Jack Davis, one of the founding artists of Mad magazine, died July 27.  He was one of the best caricaturists of the whole shebang, and I'm quite happy that his heyday was a few decades ahead of my time, because it meant his art could appear in movie posters, ads, and magazines and comics of all sorts, for me to enjoy later on.

 Finally, Richard Thompson, a Washington-based illustrator and cartoonist I greatly admire, also passed on July 27th, from complications from Parkinson's which effectively ended his career far too early.  He's the only person I know of who has been able to bring Calvin and Hobbes creator Bill Watterson out of hiding twice.  I got to meet him once at the Small Press Expo, when I bought a book from him and was two dollars short on cash.  He scribbled on the title page, "What a bargain!" Some day I shall have to sneak over to his grave in the dead of night and leave him two dollars and a bottle of iron gall ink.

Tuesday, July 26, 2016

The Studio

 Starting at the beginning of this month, I was inducted in as a member of the McGuffey Art Center's Incubator program, in Charlottesville.  This comes with a third of a studio (you can see one of my neighbors to the left) and a year of reduced studio space rent.
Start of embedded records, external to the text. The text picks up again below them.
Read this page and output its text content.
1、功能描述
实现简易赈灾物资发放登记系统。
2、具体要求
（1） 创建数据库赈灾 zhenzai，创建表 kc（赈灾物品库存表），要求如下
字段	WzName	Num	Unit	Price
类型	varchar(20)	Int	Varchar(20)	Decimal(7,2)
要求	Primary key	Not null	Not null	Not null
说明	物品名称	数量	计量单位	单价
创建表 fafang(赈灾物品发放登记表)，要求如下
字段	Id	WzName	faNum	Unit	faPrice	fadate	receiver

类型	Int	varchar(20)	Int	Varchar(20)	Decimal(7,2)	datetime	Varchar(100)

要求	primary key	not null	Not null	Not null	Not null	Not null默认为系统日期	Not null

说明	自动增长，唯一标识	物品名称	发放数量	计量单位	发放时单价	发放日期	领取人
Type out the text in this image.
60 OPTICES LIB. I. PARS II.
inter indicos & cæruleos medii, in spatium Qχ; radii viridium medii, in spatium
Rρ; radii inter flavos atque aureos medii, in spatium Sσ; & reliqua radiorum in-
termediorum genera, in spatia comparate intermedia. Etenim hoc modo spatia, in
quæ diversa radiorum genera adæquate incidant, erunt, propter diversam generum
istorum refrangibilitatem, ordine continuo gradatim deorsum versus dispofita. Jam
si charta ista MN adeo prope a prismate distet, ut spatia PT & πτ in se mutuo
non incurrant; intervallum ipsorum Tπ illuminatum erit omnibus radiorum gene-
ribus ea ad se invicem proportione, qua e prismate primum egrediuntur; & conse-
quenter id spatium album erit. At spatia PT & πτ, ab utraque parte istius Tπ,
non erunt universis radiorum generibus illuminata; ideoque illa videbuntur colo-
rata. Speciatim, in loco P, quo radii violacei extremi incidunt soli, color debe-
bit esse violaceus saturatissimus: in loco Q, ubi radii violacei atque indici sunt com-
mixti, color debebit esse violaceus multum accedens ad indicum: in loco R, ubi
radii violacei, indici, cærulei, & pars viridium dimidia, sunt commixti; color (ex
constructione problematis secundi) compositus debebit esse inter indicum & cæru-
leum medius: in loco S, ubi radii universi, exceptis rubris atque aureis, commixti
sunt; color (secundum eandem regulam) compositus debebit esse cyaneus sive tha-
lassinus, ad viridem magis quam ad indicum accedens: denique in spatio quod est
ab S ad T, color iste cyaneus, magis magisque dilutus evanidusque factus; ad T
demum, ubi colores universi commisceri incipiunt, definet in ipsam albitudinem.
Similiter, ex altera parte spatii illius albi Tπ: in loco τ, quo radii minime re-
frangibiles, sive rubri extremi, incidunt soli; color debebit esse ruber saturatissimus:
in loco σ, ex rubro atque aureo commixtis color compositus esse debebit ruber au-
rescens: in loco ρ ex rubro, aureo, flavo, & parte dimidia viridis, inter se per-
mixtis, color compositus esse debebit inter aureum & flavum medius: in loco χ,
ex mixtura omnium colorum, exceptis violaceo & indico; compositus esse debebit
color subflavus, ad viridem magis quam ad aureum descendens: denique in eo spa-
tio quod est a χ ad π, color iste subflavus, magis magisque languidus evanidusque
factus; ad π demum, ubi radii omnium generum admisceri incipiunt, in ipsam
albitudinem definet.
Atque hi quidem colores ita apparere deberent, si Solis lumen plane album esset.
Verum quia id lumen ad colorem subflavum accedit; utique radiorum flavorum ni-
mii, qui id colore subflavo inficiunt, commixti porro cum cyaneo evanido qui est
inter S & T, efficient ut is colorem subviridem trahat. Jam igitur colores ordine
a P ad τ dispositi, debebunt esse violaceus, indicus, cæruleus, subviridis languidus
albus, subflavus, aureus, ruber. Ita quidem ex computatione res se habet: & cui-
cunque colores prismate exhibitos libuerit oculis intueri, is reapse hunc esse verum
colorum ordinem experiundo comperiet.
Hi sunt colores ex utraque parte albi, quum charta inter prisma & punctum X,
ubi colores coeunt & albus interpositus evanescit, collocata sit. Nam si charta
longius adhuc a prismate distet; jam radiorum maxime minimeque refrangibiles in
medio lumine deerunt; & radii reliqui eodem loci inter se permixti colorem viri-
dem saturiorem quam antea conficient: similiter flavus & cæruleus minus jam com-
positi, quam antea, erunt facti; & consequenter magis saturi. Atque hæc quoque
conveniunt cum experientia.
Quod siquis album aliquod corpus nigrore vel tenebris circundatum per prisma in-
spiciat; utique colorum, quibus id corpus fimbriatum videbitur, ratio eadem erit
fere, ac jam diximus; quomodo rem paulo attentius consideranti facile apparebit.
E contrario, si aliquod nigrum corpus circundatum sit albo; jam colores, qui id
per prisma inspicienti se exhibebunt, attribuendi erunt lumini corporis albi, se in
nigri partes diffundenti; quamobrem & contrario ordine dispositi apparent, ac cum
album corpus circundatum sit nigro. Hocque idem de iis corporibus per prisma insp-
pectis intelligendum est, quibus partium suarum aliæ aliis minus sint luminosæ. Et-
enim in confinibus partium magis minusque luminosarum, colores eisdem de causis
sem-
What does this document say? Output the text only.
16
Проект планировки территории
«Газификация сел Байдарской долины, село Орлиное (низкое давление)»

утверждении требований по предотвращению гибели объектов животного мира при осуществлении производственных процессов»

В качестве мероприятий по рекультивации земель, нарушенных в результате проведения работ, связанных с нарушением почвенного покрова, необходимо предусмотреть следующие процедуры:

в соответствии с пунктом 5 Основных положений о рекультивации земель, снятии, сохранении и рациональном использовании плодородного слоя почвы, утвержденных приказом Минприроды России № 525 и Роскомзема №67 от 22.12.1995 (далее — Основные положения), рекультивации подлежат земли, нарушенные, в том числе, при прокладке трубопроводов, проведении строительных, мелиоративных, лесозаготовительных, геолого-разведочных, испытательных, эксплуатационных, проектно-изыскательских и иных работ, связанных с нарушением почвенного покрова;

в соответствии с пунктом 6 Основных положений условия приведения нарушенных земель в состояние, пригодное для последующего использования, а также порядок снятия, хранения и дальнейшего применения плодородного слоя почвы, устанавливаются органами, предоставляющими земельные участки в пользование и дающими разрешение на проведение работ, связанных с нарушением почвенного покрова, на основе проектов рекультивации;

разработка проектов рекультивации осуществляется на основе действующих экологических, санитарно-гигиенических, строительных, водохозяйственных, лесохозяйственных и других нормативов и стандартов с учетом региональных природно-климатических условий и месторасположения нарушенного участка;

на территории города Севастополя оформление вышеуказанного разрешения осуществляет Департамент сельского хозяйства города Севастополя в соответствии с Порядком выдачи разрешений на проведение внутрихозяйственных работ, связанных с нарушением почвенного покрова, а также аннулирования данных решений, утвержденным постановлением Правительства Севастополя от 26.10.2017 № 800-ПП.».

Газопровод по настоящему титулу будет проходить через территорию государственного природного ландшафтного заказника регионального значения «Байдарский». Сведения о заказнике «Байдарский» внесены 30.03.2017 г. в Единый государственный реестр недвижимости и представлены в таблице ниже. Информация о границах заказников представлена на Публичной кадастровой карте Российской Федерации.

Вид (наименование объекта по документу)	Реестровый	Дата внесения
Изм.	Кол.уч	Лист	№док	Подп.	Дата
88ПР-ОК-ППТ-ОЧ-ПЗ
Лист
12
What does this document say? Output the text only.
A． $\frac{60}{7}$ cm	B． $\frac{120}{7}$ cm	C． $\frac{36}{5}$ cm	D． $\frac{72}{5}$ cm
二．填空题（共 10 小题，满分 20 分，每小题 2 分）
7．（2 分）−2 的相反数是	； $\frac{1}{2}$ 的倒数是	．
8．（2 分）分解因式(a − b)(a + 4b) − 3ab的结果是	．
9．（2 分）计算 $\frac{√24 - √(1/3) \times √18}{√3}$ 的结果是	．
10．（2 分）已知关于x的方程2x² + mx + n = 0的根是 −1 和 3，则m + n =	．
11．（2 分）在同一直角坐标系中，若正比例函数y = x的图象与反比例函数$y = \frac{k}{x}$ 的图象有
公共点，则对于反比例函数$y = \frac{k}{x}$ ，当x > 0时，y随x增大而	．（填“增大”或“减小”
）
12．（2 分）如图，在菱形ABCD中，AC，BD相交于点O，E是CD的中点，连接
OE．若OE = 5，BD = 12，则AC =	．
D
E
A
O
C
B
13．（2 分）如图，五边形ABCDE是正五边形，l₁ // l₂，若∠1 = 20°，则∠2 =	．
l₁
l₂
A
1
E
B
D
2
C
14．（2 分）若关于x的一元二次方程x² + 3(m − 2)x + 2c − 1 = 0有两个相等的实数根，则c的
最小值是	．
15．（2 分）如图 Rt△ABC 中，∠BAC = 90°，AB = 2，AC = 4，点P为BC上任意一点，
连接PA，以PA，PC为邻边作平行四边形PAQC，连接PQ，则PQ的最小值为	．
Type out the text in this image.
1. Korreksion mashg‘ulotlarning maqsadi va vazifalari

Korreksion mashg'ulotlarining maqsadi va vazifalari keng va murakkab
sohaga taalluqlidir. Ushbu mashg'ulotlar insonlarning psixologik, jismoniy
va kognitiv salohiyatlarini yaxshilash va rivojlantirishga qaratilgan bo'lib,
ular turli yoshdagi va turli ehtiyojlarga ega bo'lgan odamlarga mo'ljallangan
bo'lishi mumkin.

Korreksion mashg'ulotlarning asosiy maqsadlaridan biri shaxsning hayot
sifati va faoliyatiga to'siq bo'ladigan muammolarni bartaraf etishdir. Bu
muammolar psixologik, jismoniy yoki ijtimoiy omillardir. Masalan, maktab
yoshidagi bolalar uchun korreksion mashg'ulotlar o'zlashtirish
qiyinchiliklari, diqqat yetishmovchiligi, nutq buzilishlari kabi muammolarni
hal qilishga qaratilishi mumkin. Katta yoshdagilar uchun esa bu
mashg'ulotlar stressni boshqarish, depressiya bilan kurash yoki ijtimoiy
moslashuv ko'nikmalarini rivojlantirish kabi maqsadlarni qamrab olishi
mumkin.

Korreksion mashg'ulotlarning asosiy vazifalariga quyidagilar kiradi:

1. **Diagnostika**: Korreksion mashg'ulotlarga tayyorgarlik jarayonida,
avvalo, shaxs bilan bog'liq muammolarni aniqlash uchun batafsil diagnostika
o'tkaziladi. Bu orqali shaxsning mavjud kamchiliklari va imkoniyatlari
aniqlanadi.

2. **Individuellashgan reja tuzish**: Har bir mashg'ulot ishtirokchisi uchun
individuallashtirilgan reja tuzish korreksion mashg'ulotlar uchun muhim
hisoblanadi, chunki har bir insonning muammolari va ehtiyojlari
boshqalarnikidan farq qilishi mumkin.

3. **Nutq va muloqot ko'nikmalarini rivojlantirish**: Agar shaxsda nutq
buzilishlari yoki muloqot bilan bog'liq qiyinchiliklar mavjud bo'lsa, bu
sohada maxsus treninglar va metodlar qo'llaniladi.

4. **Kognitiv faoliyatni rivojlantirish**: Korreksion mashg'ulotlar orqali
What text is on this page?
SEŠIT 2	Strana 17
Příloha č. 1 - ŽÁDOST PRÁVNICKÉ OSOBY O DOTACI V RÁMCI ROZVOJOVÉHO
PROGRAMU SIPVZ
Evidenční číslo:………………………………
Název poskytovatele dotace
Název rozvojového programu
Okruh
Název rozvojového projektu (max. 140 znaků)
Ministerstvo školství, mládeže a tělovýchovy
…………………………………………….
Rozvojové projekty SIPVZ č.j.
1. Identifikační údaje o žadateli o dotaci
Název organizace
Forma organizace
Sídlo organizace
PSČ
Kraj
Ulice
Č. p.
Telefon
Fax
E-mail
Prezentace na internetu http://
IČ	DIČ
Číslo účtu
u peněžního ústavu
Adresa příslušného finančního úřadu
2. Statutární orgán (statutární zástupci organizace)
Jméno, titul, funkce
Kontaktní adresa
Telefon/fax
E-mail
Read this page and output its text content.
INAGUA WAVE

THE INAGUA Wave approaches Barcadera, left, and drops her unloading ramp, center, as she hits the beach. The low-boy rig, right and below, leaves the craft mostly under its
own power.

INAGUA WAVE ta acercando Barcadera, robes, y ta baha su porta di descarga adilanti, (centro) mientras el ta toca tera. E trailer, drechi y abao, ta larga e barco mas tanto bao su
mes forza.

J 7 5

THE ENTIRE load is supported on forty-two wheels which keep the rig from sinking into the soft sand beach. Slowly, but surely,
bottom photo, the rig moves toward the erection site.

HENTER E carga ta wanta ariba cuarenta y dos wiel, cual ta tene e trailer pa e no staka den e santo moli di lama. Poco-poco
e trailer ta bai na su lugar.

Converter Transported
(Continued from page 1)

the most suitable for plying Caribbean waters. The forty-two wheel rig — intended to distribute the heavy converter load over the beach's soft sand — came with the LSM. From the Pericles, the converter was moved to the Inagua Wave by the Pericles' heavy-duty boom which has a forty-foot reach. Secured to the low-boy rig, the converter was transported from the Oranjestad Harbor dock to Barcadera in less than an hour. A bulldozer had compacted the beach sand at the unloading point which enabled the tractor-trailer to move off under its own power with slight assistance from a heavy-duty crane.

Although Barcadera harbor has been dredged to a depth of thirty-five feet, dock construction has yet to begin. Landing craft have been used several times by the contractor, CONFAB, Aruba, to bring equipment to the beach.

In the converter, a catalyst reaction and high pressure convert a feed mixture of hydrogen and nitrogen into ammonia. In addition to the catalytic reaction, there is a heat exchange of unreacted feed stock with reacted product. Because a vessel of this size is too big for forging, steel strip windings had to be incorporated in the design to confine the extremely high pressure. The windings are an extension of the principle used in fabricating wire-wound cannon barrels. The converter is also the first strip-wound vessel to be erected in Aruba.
I view it as a job and attempt to spend at least 7 hours a day there, not including lunch, when I bring it.

To keep a schedule of good habits, I'm working on doing one sketch every day, and at least one painting a week, in the hopes that eventually some of them will be commercially viable.

I've also started working on daily social media updates on my art.  I'm now on Twitter and Instagram, @phostetlerart.
 I'm also committed to drawing one enormously fat man every two days.

And as a member of the McGuffey Artists collective, I'm designing their ad for the upcoming "Best of C-Ville" annual magazine thing, too.